PALANGKA RAYA – Pemerintah Provinsi Kalimantan Tengah (Kalteng) menegaskan penanganan Karhutla tidak hanya berfokus pada upaya pemadaman, tetapi juga mengedepankan langkah-langkah pencegahan sejak dini.
Kepala Pelaksana Badan Penanggulangan Bencana dan Pemadam Kebakaran (BPB-PK) Kalteng, Ahmad Toyib, mengatakan strategi tersebut dilakukan untuk meminimalkan risiko kebakaran selama musim kemarau.
“Penanganan Karhutla tidak hanya berfokus pada pemadaman, tetapi juga mengedepankan langkah-langkah preventif agar risiko kebakaran dapat diminimalkan sejak dini,” ujarnya dalam keterangan tertulis, Selasa, 28 Juli 2026.
Toyib mengajak masyarakat untuk berperan aktif menjaga lingkungan dengan tidak membuka lahan menggunakan cara membakar serta segera melaporkan kepada petugas apabila menemukan titik api atau indikasi kebakaran.
Menurutnya, keberhasilan pengendalian Karhutla merupakan tanggung jawab bersama yang membutuhkan kolaborasi antara pemerintah, aparat, dunia usaha, dan masyarakat.
“Kami berharap dengan komitmen dan kepedulian bersama, Kalteng tetap terjaga dari ancaman Karhutla sehingga kesehatan masyarakat, kelestarian lingkungan, dan aktivitas perekonomian tetap terjaga,” tegasnya.
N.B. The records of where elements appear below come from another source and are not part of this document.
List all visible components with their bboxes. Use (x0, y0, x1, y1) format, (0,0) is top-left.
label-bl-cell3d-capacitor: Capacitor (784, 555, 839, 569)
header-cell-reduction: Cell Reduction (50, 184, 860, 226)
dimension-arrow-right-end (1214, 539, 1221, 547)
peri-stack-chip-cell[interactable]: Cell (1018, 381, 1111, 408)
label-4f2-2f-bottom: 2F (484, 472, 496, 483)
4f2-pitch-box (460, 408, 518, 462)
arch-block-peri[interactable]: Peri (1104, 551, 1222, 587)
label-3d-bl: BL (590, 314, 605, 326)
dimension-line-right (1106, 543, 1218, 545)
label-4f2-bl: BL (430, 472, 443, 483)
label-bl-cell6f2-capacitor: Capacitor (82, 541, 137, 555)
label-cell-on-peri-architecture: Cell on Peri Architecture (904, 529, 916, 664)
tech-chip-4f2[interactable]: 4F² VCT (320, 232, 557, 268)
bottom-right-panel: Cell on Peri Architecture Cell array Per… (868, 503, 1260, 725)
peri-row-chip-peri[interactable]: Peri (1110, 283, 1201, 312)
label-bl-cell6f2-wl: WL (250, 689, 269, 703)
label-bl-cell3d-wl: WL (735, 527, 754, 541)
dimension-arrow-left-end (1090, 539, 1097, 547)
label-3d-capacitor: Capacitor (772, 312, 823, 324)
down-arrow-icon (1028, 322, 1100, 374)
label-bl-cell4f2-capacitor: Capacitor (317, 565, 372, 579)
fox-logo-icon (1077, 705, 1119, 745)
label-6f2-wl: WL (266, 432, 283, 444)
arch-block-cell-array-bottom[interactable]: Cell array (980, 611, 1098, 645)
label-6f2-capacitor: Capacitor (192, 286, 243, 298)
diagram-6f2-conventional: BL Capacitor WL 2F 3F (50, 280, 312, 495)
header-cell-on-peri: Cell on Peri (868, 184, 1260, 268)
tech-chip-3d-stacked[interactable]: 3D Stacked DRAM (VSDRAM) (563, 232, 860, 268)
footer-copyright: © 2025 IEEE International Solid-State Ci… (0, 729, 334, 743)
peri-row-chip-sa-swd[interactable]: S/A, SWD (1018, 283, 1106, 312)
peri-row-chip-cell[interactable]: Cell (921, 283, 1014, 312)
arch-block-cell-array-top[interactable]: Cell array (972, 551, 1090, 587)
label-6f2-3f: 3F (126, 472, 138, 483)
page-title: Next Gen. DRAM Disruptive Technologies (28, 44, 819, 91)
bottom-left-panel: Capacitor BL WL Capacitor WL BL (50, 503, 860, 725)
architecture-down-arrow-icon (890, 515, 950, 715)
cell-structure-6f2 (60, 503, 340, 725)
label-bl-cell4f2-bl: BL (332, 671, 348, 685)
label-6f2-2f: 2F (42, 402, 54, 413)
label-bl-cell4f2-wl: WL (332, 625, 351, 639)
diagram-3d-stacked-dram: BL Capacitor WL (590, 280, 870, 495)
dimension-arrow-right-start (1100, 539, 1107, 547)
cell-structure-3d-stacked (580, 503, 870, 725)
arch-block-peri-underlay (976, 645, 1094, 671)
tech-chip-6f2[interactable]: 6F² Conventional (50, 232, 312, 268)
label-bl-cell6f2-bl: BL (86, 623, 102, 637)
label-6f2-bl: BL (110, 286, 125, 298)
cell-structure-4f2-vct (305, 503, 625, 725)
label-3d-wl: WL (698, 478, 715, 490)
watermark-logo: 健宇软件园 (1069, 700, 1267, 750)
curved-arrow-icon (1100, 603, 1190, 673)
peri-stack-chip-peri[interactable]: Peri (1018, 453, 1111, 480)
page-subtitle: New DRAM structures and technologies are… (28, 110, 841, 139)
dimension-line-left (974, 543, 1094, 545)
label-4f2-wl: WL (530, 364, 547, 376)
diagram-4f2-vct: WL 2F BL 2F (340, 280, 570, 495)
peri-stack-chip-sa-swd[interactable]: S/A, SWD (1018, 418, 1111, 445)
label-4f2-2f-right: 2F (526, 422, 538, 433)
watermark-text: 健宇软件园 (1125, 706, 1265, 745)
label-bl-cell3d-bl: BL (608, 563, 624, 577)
Sebagai bentuk kesiapsiagaan, BPB-PK Kalteng mengerahkan empat armada udara dalam Operasi Siaga Darurat Bencana Karhutla, Selasa.
Pesawat Bell 206 L3/PK-FBH dan Grand Caravan Cessna 208B-EX/PK-FPU disiapkan untuk patroli udara guna memantau titik api dan potensi kebakaran berdasarkan kebutuhan Satgas Darat dan Tim Perencanaan.
Sementara itu, helikopter SA330J Puma/N-814AR dan Sikorsky EH-60A Blackhawk/ZK-HKU disiagakan untuk melaksanakan operasi water bombing apabila ditemukan kebakaran.
Selain dukungan udara, Satgas juga menurunkan 15 regu pemadaman yang ditempatkan di Desa Tumbang Nusa, Kelurahan Kameloh Baru, dan Pos Komando, masing-masing lima regu.
Sebanyak 20 regu gabungan turut diterjunkan di kawasan Tumbang Nusa untuk melanjutkan normalisasi saluran kanal guna mencegah meluasnya kebakaran hingga ke jalan raya.
“Kami terus mengoptimalkan seluruh sumber daya yang dimiliki, mulai dari patroli udara, operasi water bombing, pemadaman darat, hingga upaya pencegahan melalui sosialisasi kepada masyarakat,” pungkas Toyib.